UK government review recommends Swansea Bay tidal lagoon project
12 January 2017
Plans for a £1.3bn tidal lagoon in Swansea Bay will be backed in a UK government-commissioned review. Former energy minister Charles Hendry will publish his independent report into the viability of the renewable energy technology later, recommending the UK builds the lagoon to capture energy from the sea. It will also recommend developing a network of larger lagoons around the UK coast.
Map of proposed Swansea Bay lagoon - Image: TLP
The assessment, commissioned last year amid negotiations on the Swansea Bay project, has looked into whether lagoons represent value for money and how they could contribute to the UK’s energy mix in the most effective way.
Hendry has been gathering evidence for nearly a year for his independent inquiry, including visits to all the potential sites and discussions with industry. He told the BBC the cost spread out over the entire 120 year lifetime of the project would total only about 30p per household for the next 30 years.

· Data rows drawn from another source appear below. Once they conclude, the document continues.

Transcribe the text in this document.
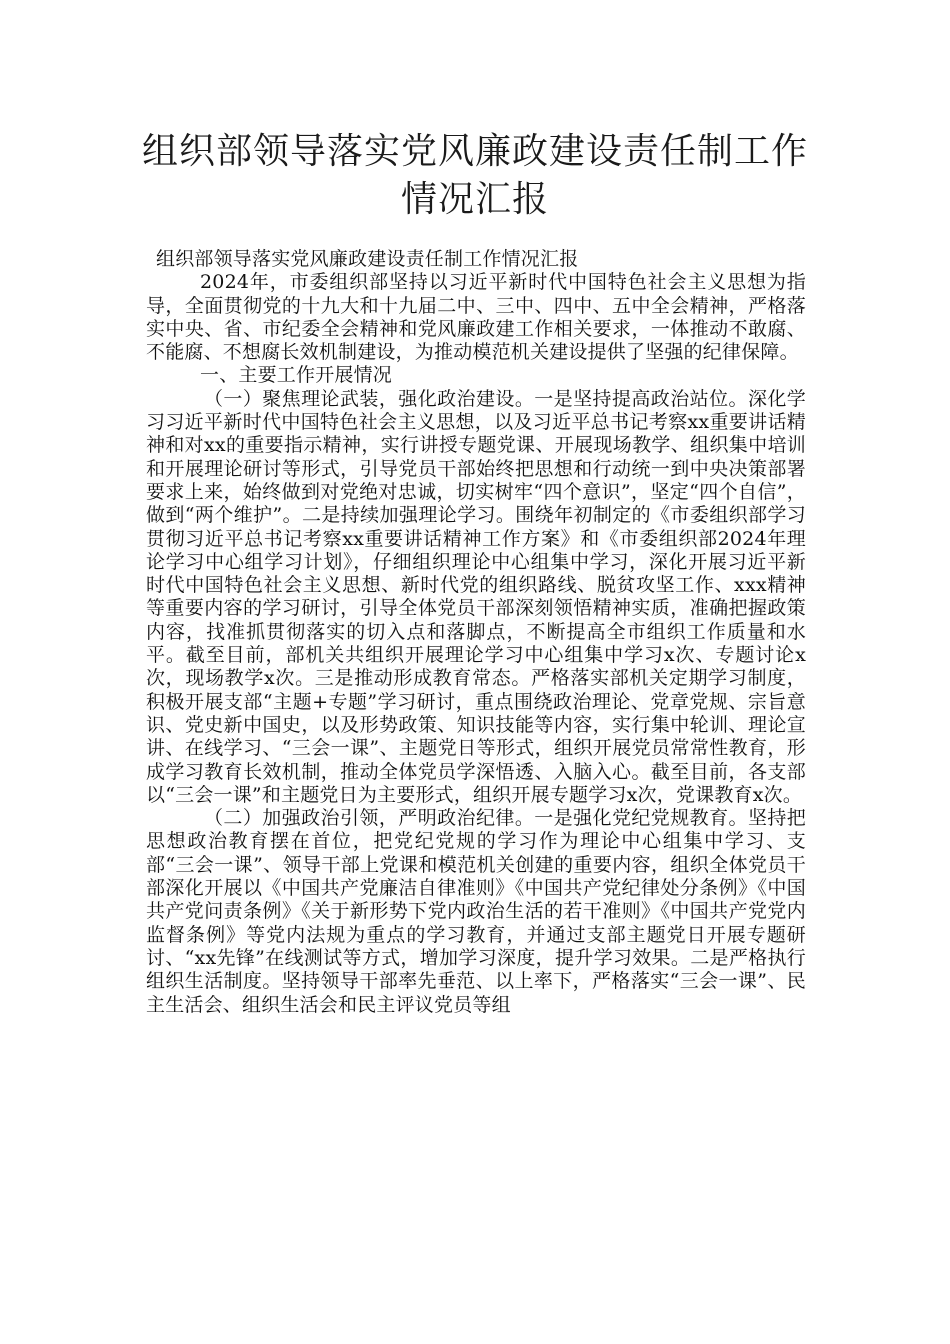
组织部领导落实党风廉政建设责任制工作
情况汇报

组织部领导落实党风廉政建设责任制工作情况汇报

2024年，市委组织部坚持以习近平新时代中国特色社会主义思想为指导，全面贯彻党的十九大和十九届二中、三中、四中、五中全会精神，严格落实中央、省、市纪委全会精神和党风廉政建工作相关要求，一体推动不敢腐、不能腐、不想腐长效机制建设，为推动模范机关建设提供了坚强的纪律保障。

一、主要工作开展情况

（一）聚焦理论武装，强化政治建设。一是坚持提高政治站位。深化学习习近平新时代中国特色社会主义思想，以及习近平总书记考察xx重要讲话精神和对xx的重要指示精神，实行讲授专题党课、开展现场教学、组织集中培训和开展理论研讨等形式，引导党员干部始终把思想和行动统一到中央决策部署要求上来，始终做到对党绝对忠诚，切实树牢“四个意识”，坚定“四个自信”，做到“两个维护”。二是持续加强理论学习。围绕年初制定的《市委组织部学习贯彻习近平总书记考察xx重要讲话精神工作方案》和《市委组织部2024年理论学习中心组学习计划》，仔细组织理论中心组集中学习，深化开展习近平新时代中国特色社会主义思想、新时代党的组织路线、脱贫攻坚工作、xxx精神等重要内容的学习研讨，引导全体党员干部深刻领悟精神实质，准确把握政策内容，找准抓贯彻落实的切入点和落脚点，不断提高全市组织工作质量和水平。截至目前，部机关共组织开展理论学习中心组集中学习x次、专题讨论x次，现场教学x次。三是推动形成教育常态。严格落实部机关定期学习制度，积极开展支部“主题+专题”学习研讨，重点围绕政治理论、党章党规、宗旨意识、党史新中国史，以及形势政策、知识技能等内容，实行集中轮训、理论宣讲、在线学习、“三会一课”、主题党日等形式，组织开展党员常常性教育，形成学习教育长效机制，推动全体党员学深悟透、入脑入心。截至目前，各支部以“三会一课”和主题党日为主要形式，组织开展专题学习x次，党课教育x次。

（二）加强政治引领，严明政治纪律。一是强化党纪党规教育。坚持把思想政治教育摆在首位，把党纪党规的学习作为理论中心组集中学习、支部“三会一课”、领导干部上党课和模范机关创建的重要内容，组织全体党员干部深化开展以《中国共产党廉洁自律准则》《中国共产党纪律处分条例》《中国共产党问责条例》《关于新形势下党内政治生活的若干准则》《中国共产党党内监督条例》等党内法规为重点的学习教育，并通过支部主题党日开展专题研讨、“xx先锋”在线测试等方式，增加学习深度，提升学习效果。二是严格执行组织生活制度。坚持领导干部率先垂范、以上率下，严格落实“三会一课”、民主生活会、组织生活会和民主评议党员等组
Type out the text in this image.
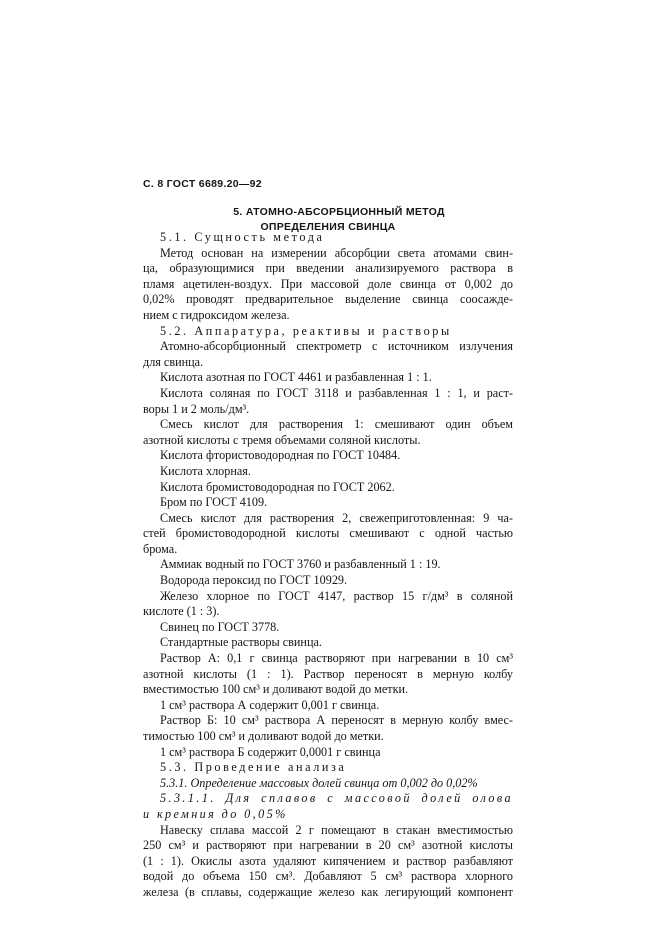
С. 8 ГОСТ 6689.20—92
5. АТОМНО-АБСОРБЦИОННЫЙ МЕТОД
ОПРЕДЕЛЕНИЯ СВИНЦА
5.1. Сущность метода
Метод основан на измерении абсорбции света атомами свин-
ца, образующимися при введении анализируемого раствора в
пламя ацетилен-воздух. При массовой доле свинца от 0,002 до
0,02% проводят предварительное выделение свинца соосажде-
нием с гидроксидом железа.
5.2. Аппаратура, реактивы и растворы
Атомно-абсорбционный спектрометр с источником излучения
для свинца.
Кислота азотная по ГОСТ 4461 и разбавленная 1 : 1.
Кислота соляная по ГОСТ 3118 и разбавленная 1 : 1, и раст-
воры 1 и 2 моль/дм³.
Смесь кислот для растворения 1: смешивают один объем
азотной кислоты с тремя объемами соляной кислоты.
Кислота фтористоводородная по ГОСТ 10484.
Кислота хлорная.
Кислота бромистоводородная по ГОСТ 2062.
Бром по ГОСТ 4109.
Смесь кислот для растворения 2, свежеприготовленная: 9 ча-
стей бромистоводородной кислоты смешивают с одной частью
брома.
Аммиак водный по ГОСТ 3760 и разбавленный 1 : 19.
Водорода пероксид по ГОСТ 10929.
Железо хлорное по ГОСТ 4147, раствор 15 г/дм³ в соляной
кислоте (1 : 3).
Свинец по ГОСТ 3778.
Стандартные растворы свинца.
Раствор А: 0,1 г свинца растворяют при нагревании в 10 см³
азотной кислоты (1 : 1). Раствор переносят в мерную колбу
вместимостью 100 см³ и доливают водой до метки.
1 см³ раствора А содержит 0,001 г свинца.
Раствор Б: 10 см³ раствора А переносят в мерную колбу вмес-
тимостью 100 см³ и доливают водой до метки.
1 см³ раствора Б содержит 0,0001 г свинца
5.3. Проведение анализа
5.3.1. Определение массовых долей свинца от 0,002 до 0,02%
5.3.1.1. Для сплавов с массовой долей олова
и кремния до 0,05%
Навеску сплава массой 2 г помещают в стакан вместимостью
250 см³ и растворяют при нагревании в 20 см³ азотной кислоты
(1 : 1). Окислы азота удаляют кипячением и раствор разбавляют
водой до объема 150 см³. Добавляют 5 см³ раствора хлорного
железа (в сплавы, содержащие железо как легирующий компонент
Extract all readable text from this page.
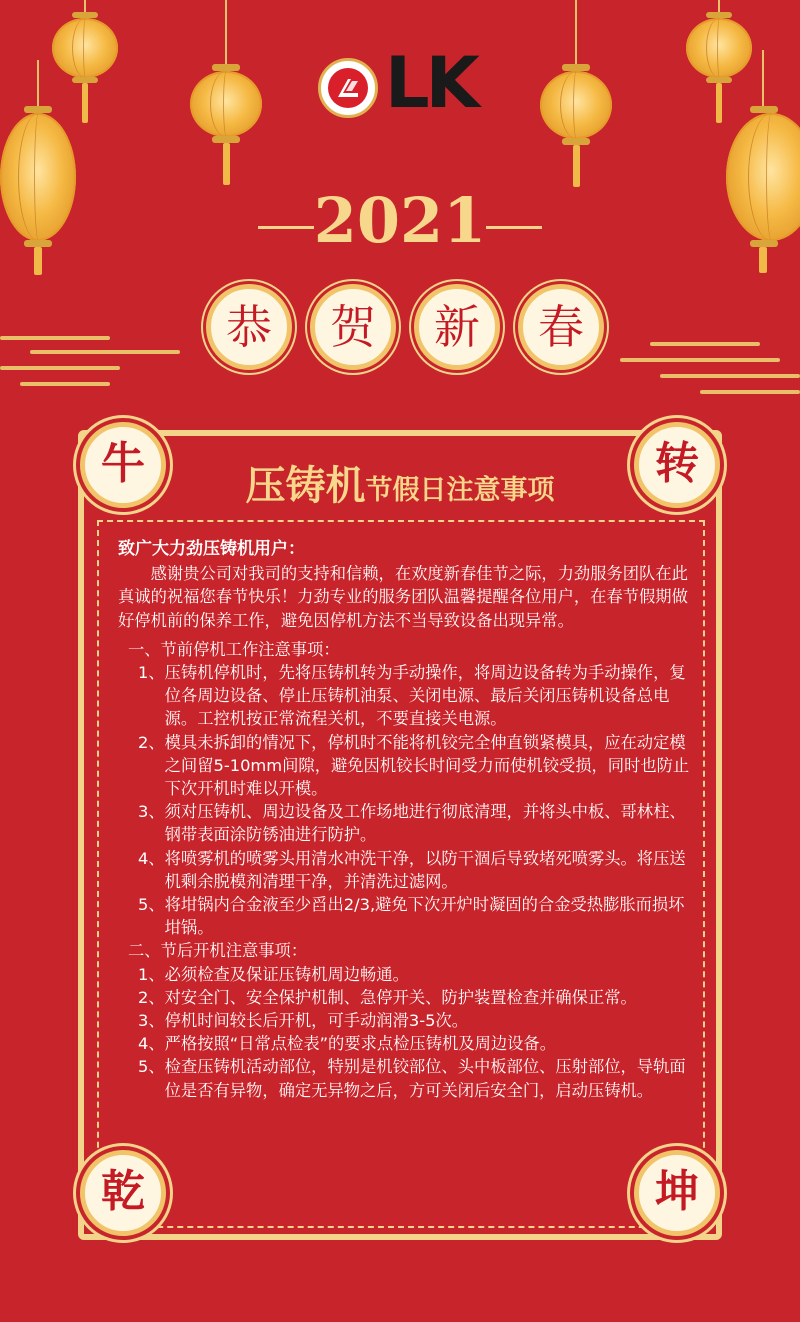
LK
2021
恭	贺	新	春
牛	转
乾	坤
压铸机节假日注意事项

致广大力劲压铸机用户：

感谢贵公司对我司的支持和信赖，在欢度新春佳节之际，力劲服务团队在此真诚的祝福您春节快乐！力劲专业的服务团队温馨提醒各位用户，在春节假期做好停机前的保养工作，避免因停机方法不当导致设备出现异常。

一、节前停机工作注意事项：

1、 压铸机停机时，先将压铸机转为手动操作，将周边设备转为手动操作，复位各周边设备、停止压铸机油泵、关闭电源、最后关闭压铸机设备总电源。工控机按正常流程关机，不要直接关电源。
2、 模具未拆卸的情况下，停机时不能将机铰完全伸直锁紧模具，应在动定模之间留5-10mm间隙，避免因机铰长时间受力而使机铰受损，同时也防止下次开机时难以开模。
3、 须对压铸机、周边设备及工作场地进行彻底清理，并将头中板、哥林柱、钢带表面涂防锈油进行防护。
4、 将喷雾机的喷雾头用清水冲洗干净，以防干涸后导致堵死喷雾头。将压送机剩余脱模剂清理干净，并清洗过滤网。
5、 将坩锅内合金液至少舀出2/3,避免下次开炉时凝固的合金受热膨胀而损坏坩锅。

二、节后开机注意事项：

1、 必须检查及保证压铸机周边畅通。
2、 对安全门、安全保护机制、急停开关、防护装置检查并确保正常。
3、 停机时间较长后开机，可手动润滑3-5次。
4、 严格按照“日常点检表”的要求点检压铸机及周边设备。
5、 检查压铸机活动部位，特别是机铰部位、头中板部位、压射部位，导轨面位是否有异物，确定无异物之后，方可关闭后安全门，启动压铸机。
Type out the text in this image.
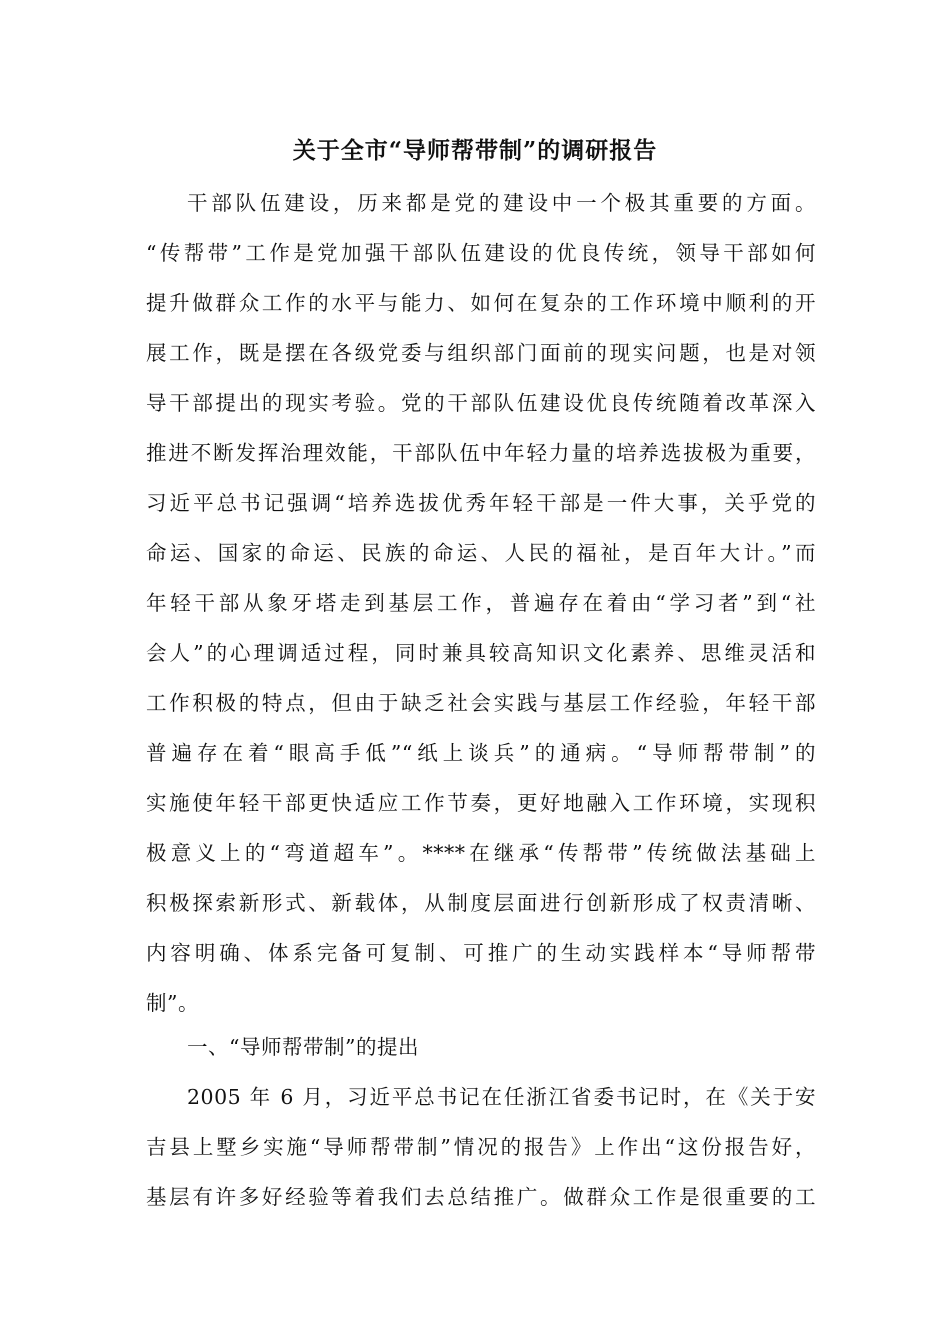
关于全市“导师帮带制”的调研报告
干部队伍建设，历来都是党的建设中一个极其重要的方面。
“传帮带”工作是党加强干部队伍建设的优良传统，领导干部如何
提升做群众工作的水平与能力、如何在复杂的工作环境中顺利的开
展工作，既是摆在各级党委与组织部门面前的现实问题，也是对领
导干部提出的现实考验。党的干部队伍建设优良传统随着改革深入
推进不断发挥治理效能，干部队伍中年轻力量的培养选拔极为重要，
习近平总书记强调“培养选拔优秀年轻干部是一件大事，关乎党的
命运、国家的命运、民族的命运、人民的福祉，是百年大计。”而
年轻干部从象牙塔走到基层工作，普遍存在着由“学习者”到“社
会人”的心理调适过程，同时兼具较高知识文化素养、思维灵活和
工作积极的特点，但由于缺乏社会实践与基层工作经验，年轻干部
普遍存在着“眼高手低”“纸上谈兵”的通病。“导师帮带制”的
实施使年轻干部更快适应工作节奏，更好地融入工作环境，实现积
极意义上的“弯道超车”。****在继承“传帮带”传统做法基础上
积极探索新形式、新载体，从制度层面进行创新形成了权责清晰、
内容明确、体系完备可复制、可推广的生动实践样本“导师帮带
制”。
一、“导师帮带制”的提出
2005 年 6 月，习近平总书记在任浙江省委书记时，在《关于安
吉县上墅乡实施“导师帮带制”情况的报告》上作出“这份报告好，
基层有许多好经验等着我们去总结推广。做群众工作是很重要的工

The Swansea Bay project would involve a U-shaped breakwater built out from the coast, with a bank of 16 turbines turned by the incoming and outgoing tides. It would be a prototype for a series of much larger lagoons off Cardiff, Newport and Colwyn Bay in Wales, Bridgwater Bay in Somerset and Workington in Cumbria.
The tidal lagoons would be world firsts, Hendry said, as they would not block the mouth of a river.
"One of the great advantages is it completely predictable for all time to come - we know exactly when the spring tides and neap tides are going to be every single day for the rest of time," he said.
Tidal Lagoon Power (TLP), the developer of the Swansea prototype, claims the larger Cardiff lagoon would generate enough electricity for all the homes in Wales and would provide the cheapest electricity of all the new power stations in the UK.
One of the key questions will be over the so-called "strike price" - the deal with the UK government to provide a guaranteed price for the energy the lagoons will generate.
TLP forecasts that its lagoons would generate power for 120 years and is seeking a 90-year contract at £89.90 per megawatt hour (MWh). That would be below the £92.50 per MWh agreed for the new Hinkley C nuclear power station.
Former prime minister David Cameron earlier said his enthusiasm for tidal lagoon power had been reduced by the costs of this form of renewable generation, as they required much higher subsidies than nuclear or offshore wind.
There are also environmental concerns about the project and Natural Resources Wales (NRW) will be looking at the impact on flooding, fish, birds and marine habitats before it awards the all-important marine licence for the project.